"They have tried to return the picture," my wife explained. "Professor Painter and Uncle Ezra took it over yesterday; but, of course, the Jew laughed at them."

"'A copy!' he said." Maud explained, "Why, it's no more a copy than Titian's 'Assumption.' He could show us the very place in a palace on the Grand Canal where it had hung for four hundred years. Of course, all the old masters used the same models, and grouped their pictures alike. Very probably Titian had a picture something like it. What of that? He defied us to find the exact original."

"Well," I remarked, soothingly, "that ought to comfort you, I am sure.
Call your picture a new Titian, and sell it when you get home."

"Mr. Watkins says that's an old trick," moaned Maud, "that story about the palace. He says old Raffman has a pal among the Italian nobility, and works off copies through him all the time. I won't say anything about Uncle Ezra; he has been as kind and good as he can be, only a little too enthusiastic. But Professor Painter!"

She tossed her head.

The atmosphere in the Palazzo Palladio for the next few days was highly charged.

At dinner Uncle Ezra placidly made remarks about the Domenico Tintoretto, almost vaingloriously, I thought. "Such a piece of Venice to carry away. We missed it so much, those days you had it in Rome. It is so precious that I cannot bear to pack it up and lose sight of it for five months. Mary, just see that glorious piece of color over there."

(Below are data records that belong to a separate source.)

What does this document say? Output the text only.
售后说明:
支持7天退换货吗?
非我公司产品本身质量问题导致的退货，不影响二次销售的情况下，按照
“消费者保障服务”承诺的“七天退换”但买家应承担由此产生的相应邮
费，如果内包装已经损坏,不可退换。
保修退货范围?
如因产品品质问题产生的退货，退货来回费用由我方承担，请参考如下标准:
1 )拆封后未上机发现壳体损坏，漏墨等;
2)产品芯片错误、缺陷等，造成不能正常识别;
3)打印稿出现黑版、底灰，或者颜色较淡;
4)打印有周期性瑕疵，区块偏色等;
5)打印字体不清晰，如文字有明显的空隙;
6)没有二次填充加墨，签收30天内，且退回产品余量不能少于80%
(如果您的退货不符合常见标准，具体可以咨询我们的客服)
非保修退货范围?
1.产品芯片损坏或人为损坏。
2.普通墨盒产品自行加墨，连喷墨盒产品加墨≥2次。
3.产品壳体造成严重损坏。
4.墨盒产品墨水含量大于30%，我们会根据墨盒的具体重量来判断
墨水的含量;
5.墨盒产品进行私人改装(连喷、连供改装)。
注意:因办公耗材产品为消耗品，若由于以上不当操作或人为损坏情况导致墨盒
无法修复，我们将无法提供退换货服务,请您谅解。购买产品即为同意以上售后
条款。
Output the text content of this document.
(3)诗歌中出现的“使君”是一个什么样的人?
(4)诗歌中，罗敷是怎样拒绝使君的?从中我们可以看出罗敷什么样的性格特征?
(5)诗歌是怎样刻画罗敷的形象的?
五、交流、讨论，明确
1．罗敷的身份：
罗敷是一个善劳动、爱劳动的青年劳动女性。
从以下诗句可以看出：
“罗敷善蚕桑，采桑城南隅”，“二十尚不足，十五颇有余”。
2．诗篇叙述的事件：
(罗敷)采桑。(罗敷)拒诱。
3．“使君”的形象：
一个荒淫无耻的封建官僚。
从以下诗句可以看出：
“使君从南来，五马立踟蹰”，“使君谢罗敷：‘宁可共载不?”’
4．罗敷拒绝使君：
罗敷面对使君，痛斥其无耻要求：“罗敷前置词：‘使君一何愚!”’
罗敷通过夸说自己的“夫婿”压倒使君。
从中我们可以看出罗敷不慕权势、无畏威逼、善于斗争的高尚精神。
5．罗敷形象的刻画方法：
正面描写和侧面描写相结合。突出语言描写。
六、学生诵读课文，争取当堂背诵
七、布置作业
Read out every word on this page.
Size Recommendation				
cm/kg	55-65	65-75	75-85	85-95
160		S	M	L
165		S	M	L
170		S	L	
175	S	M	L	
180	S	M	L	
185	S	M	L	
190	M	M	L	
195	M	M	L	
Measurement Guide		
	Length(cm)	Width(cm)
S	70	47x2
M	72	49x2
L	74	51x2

Meantime some kind of conspiracy was on foot. Maud went off whole mornings with Watkins and Uncle Ezra. We were left out as unsympathetic. Painter wandered about like a sick ghost. He would sit glowering at Maud and Watkins while they held whispered conversations at the other end of the hall. Watkins was the hero. He had accepted Flügel's judgment with impudent grace.

"A copy of Titian, of course," he said to me; "really, it is quite hard on poor Miss Vantweekle. People, even learned people, who don't know about such things, had better not advise. I have had the photographs of all Titian's pictures sent on, and we have found the original of your cousin's picture. Isn't it very like?"

It was very like; a figure was left out in the copy, the light was changed, but still it was a happy guess of Flügel.